19. De slotsom is dat grief 4 gedeeltelijk slaagt.
Slotsom
20. Het hof zal de vordering van [geïntimeerden] toewijzen tot een bedrag van € 6.522,82, vermeerderd met de wettelijke rente over dit bedrag vanaf 2 november 2006, de door [geïntimeerden] gevorderde ingangsdatum. Daarnaast is toewijsbaar het door de rechtbank toegewezen bedrag van € 904,00 aan buitengerechtelijke kosten, vermeerderd met de wettelijke rente over dit bedrag vanaf 16 januari 2007. Tegen de beslissing van de rechtbank op dit punt zijn geen grieven gericht. Nu de vordering van [geïntimeerden] weliswaar gedeeltelijk is afgewezen, maar [geïntimeerden] ten aanzien van de meeste partijen verdeeld houdende rechtsvragen in het gelijk zijn gesteld, is Reinigingsservice terecht veroordeeld in de proceskosten van het geding in eerste aanleg, voor wat betreft de vordering in conventie. Het hof zal dit onderdeel van het vonnis bekrachtigen, maar het vonnis voor het overige vernietigen.
21. In het arrest van 2 september 2008 heeft het hof al overwogen dat ook grief 5, die zich keert tegen de proceskostenveroordeling in voorwaardelijke reconventie, slaagt en dat een proceskostenveroordeling achterwege had moeten blijven.

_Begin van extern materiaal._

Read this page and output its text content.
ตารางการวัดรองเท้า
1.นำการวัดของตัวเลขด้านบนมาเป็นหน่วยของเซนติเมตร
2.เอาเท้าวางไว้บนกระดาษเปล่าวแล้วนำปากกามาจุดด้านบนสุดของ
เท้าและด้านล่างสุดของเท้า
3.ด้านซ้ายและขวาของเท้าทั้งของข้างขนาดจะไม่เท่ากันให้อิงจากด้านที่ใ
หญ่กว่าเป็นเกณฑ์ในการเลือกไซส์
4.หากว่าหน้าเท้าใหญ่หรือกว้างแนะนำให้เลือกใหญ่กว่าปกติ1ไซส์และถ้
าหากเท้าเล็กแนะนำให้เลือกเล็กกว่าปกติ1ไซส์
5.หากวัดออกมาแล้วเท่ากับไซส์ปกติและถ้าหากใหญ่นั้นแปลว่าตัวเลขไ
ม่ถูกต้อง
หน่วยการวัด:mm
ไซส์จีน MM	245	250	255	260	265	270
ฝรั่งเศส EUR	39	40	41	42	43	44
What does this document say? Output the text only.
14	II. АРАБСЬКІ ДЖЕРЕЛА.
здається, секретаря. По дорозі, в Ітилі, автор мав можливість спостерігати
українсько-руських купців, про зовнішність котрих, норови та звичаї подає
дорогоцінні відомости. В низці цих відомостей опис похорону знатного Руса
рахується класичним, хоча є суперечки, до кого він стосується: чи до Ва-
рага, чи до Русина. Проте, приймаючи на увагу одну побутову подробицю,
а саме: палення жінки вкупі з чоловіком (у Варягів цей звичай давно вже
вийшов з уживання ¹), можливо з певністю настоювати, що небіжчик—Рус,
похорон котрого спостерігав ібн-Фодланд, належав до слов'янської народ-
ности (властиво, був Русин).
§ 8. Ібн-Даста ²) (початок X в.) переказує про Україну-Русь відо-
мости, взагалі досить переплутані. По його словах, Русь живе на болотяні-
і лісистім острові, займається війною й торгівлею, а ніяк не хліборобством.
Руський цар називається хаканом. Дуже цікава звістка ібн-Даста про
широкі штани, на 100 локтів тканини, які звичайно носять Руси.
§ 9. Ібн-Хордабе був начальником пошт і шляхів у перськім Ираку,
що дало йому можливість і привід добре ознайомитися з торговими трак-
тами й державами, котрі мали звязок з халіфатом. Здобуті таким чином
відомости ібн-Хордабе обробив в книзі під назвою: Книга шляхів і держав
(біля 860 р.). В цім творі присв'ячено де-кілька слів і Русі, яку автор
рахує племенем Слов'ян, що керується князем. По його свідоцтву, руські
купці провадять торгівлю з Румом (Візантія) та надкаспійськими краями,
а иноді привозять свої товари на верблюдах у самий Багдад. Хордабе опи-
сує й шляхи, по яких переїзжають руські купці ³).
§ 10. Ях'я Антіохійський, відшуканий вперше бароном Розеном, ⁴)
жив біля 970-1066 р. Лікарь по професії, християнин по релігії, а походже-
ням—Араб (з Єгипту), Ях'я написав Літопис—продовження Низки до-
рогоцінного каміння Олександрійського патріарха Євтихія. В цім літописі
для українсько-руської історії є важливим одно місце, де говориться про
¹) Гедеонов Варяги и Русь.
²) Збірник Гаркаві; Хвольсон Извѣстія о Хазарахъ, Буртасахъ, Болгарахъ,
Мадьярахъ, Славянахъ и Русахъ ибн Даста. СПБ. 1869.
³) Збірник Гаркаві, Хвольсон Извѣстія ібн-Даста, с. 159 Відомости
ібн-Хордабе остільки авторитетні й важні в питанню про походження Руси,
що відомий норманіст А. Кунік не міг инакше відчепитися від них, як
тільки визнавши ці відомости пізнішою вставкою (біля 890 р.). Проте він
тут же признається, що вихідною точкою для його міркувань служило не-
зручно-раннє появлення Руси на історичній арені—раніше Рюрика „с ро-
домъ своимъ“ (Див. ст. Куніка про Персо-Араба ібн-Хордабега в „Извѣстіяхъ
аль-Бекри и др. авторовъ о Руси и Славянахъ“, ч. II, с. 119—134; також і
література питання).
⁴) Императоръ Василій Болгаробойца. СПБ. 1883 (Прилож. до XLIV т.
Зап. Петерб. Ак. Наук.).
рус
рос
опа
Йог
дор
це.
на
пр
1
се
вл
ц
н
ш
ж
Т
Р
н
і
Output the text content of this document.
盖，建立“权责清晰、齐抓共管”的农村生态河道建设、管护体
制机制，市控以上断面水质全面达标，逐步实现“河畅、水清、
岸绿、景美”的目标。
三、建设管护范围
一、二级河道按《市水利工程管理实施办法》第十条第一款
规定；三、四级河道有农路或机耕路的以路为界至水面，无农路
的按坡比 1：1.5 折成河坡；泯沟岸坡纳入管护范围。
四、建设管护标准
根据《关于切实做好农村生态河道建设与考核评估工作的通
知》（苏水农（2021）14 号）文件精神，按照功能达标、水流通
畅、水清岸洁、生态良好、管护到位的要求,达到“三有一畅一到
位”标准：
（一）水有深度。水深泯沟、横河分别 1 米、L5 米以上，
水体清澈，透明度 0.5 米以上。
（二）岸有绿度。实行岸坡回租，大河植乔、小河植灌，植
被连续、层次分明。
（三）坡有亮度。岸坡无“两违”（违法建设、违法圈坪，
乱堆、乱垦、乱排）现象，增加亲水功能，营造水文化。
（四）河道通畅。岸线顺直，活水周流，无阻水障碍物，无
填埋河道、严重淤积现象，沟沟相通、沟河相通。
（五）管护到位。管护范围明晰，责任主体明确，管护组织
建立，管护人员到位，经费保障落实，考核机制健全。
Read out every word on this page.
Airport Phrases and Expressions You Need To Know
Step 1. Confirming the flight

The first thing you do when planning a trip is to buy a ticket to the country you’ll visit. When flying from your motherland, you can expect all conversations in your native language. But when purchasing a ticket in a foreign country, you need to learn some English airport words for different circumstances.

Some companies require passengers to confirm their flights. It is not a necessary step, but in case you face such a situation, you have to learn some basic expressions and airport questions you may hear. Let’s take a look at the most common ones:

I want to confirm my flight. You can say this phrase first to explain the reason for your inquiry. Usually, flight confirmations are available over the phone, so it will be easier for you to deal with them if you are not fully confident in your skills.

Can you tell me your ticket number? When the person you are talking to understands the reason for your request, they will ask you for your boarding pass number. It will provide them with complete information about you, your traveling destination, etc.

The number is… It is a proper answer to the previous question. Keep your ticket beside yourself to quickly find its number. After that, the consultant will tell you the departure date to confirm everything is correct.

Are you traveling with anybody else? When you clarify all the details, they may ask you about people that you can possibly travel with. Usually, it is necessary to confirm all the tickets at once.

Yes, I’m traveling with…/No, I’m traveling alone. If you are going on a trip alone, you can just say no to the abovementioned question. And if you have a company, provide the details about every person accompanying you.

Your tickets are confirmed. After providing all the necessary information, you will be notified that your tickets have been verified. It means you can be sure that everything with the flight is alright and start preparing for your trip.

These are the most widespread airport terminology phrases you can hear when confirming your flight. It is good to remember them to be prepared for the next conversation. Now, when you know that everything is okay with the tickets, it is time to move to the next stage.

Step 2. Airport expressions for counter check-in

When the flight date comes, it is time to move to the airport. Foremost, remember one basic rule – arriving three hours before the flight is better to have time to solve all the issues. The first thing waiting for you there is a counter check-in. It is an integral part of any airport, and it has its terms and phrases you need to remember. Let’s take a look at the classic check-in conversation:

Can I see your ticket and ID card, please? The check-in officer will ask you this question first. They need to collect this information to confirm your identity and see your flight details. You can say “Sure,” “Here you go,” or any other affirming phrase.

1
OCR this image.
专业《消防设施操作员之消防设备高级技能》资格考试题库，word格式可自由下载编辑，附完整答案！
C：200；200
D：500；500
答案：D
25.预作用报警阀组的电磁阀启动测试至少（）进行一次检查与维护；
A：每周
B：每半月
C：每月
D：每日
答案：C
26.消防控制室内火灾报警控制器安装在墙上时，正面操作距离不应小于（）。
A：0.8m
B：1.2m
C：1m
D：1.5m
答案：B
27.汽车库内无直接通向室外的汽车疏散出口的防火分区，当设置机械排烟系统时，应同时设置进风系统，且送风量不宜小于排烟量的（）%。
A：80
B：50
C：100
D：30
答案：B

22. Het hof zal de proceskosten van het geding in hoger beroep wel compenseren. Redengevend daarvoor is dat in de procedure in hoger beroep de vraag naar de omvang van de schade een centrale rol heeft gespeeld. Op dit onderdeel is Reinigingsservice op belangrijke punten in het gelijk gesteld. Bovendien heeft hij terecht geageerd tegen de proceskostenveroordeling in voorwaardelijke reconventie, terwijl [geïntimeerden] het onjuiste standpunt hebben ingenomen dat deze proceskostenveroordeling terecht is uitgesproken.
De beslissing:
Het gerechtshof:
vernietigt het vonnis d.d. 11 juli 2007 voor zover in conventie en in voorwaardelijke reconventie gewezen, behoudens voor wat betreft de proceskostenveroordeling in conventie en de uitvoerbaar verklaring bij voorraad van die proceskostenveroordeling;
en in zoverre opnieuw rechtdoende in conventie:
- veroordeelt Reinigingsservice om aan [geïntimeerden] te betalen een bedrag van
€ 6.522,82, vermeerderd met de wettelijke rente over dit bedrag vanaf 2 november 2006 tot aan het tijdstip van volledige betaling en tot een bedrag € 904,00, vermeerderd met de wettelijke rente over dit bedrag vanaf 16 januari 2007 tot aan het tijdstip van volledige betaling;
- verklaart deze veroordeling uitvoerbaar bij voorraad;
belast ieder der partijen met de eigen proceskosten van het geding in hoger beroep;
wijst het meer of anders gevorderde af.
Aldus gewezen door mrs. Mollema, voorzitter, Rowel-van der Linde en De Hek, raden, en uitgesproken door de rolraadsheer ter openbare terechtzitting van dit hof van dinsdag 30 december 2008 in bijzijn van de griffier.